# Giant TCR Alliance TM



## tainted

Hi, never ridden one before so trying to get you guys views on hybrid frames such as this. Carbon top tube/stays plus aluminium down tube etc. How would the ride be like. 

Seems like a good value at about US$1500 from where I'm at.


----------



## zigare

My suggestion is ....save more money and just buy Tcr Advance T-mobile version.
Believe me you will be addicted to ride it everyday and even second, I had both of them before, Alliance is good enough yap but not the feeling could last for couples of years and maybe even months, so I had to spent an extra money to buy Advance frame again then sell it to with damn low price.


----------



## snepi

I test rode an TCR Alliance 1 this past week and loved it better than anything else I have tried so far, including Felts, Giant OCR, Bianchi Vigorelli, Scwinn Peloton, Scattantes, Trek and Specialized Roubaix.

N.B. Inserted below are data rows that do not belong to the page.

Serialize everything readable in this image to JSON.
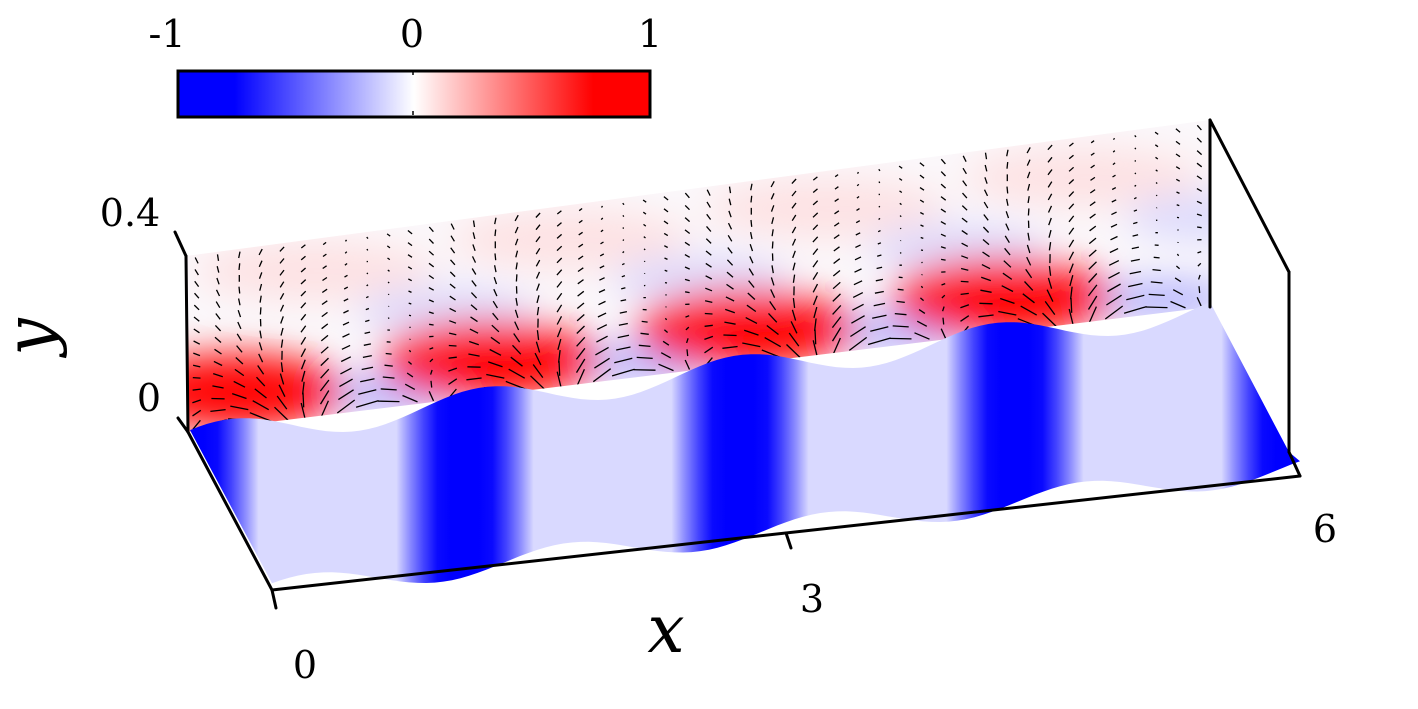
{
  "chart_data": {
    "type": "heatmap",
    "description_kind": "3d-field-visualization",
    "colormap": {
      "min_label": "-1",
      "mid_label": "0",
      "max_label": "1",
      "range": [
        -1,
        1
      ],
      "colors": [
        "#0000ff",
        "#ffffff",
        "#ff0000"
      ]
    },
    "x_axis": {
      "label": "x",
      "ticks": [
        "0",
        "3",
        "6"
      ],
      "range": [
        0,
        6
      ]
    },
    "y_axis": {
      "label": "y",
      "ticks": [
        "0",
        "0.4"
      ],
      "range": [
        0,
        0.4
      ]
    },
    "surface_wave": {
      "num_periods": 4,
      "amplitude_sign_pattern": "cosine"
    }
  }
}
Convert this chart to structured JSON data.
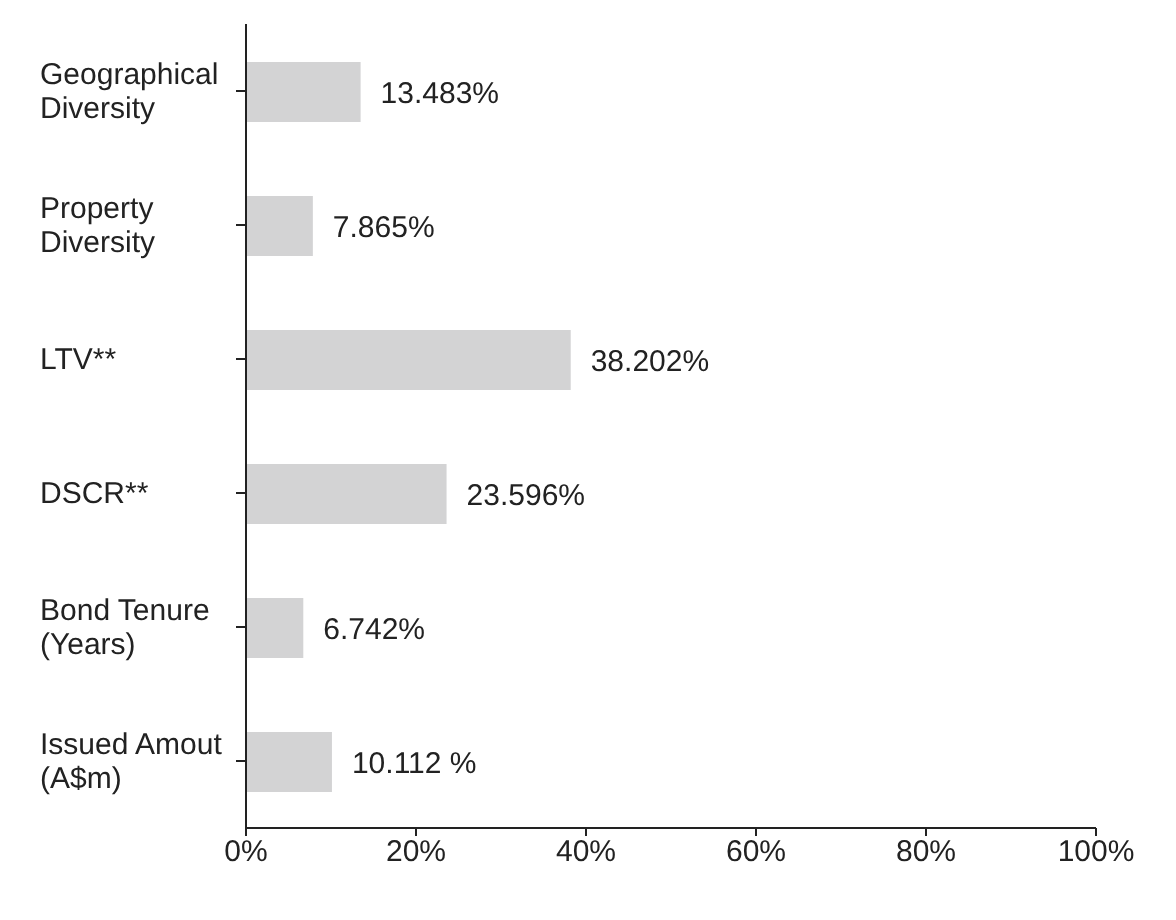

I liked it better than the full carbon frames I tried. I would have bought it immediately if it were on sale. Dealer is asking full MSRP $1400 (I have a problem buying anything at MSRP - would feel like a sucker). I am a novice with road bikes, but think at this price point it's the best frame I've come across. I will go back and test ride it again and wait for a sale. In the meantime, I will keep shopping and keep an open mind.


----------



## dougbie

tainted said:


> Hi, never ridden one before so trying to get you guys views on hybrid frames such as this. Carbon top tube/stays plus aluminium down tube etc. How would the ride be like.
> 
> Seems like a good value at about US$1500 from where I'm at.


I think these bikes only come with a compact crankset. You will find you will spend most of your time on your big chainring (compact crankset is 50/34 where as the standard is 53/39....it will make a difference)


----------